I highlight three paragraphs:
- ‘… the exercise of those rights presupposes not only that those citizens have access to the information at issue so that they may understand the choices made by the EU institutions within the framework of the legislative process, but also that they may have access to that information in good time, at a point that enables them effectively to make their views known regarding those choices. (para 84)’
- ‘that not only acts adopted by the EU legislature, but also, more generally, documents drawn up or received in the course of procedures for the adoption of acts which are legally binding in or for the Member States, fall to be described as ‘legislative documents’ (Para 85)’
impact assessment reports and the accompanying opinions of the Impact Assessment Board contain, in such a context, information constituting important elements of the EU legislative process, forming part of the basis for the legislative action of the European Union. (Para 91)

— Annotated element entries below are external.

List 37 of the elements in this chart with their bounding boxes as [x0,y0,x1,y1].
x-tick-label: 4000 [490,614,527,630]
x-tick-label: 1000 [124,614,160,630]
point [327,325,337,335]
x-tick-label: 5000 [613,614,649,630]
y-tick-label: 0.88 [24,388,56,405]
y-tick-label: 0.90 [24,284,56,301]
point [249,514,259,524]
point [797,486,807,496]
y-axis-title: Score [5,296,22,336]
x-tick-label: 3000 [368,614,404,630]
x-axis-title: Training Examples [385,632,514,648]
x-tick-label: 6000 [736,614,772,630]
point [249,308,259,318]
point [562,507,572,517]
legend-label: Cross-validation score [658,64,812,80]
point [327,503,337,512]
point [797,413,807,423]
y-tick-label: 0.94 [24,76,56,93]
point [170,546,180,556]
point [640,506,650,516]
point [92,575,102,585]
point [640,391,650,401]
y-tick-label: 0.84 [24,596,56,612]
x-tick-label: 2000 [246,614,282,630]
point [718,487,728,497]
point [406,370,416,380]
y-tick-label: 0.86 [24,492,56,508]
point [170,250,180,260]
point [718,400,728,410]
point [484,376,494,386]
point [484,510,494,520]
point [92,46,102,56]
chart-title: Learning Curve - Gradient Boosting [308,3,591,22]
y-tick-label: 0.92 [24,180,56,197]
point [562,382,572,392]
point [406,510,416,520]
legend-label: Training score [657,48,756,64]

There is no reason for the European Commission to continue their practice of issuing impact assessments for ordinary and secondary legislation at different times. Based on the case above, the Commission should put on the line (link) when they provide their opinion.
The current Commission’s practice on releasing these vital documents for secondary legislation appears to be at odds with the (1) ideas behind Better Regulation and (2) the ruling of the European Court of Justice.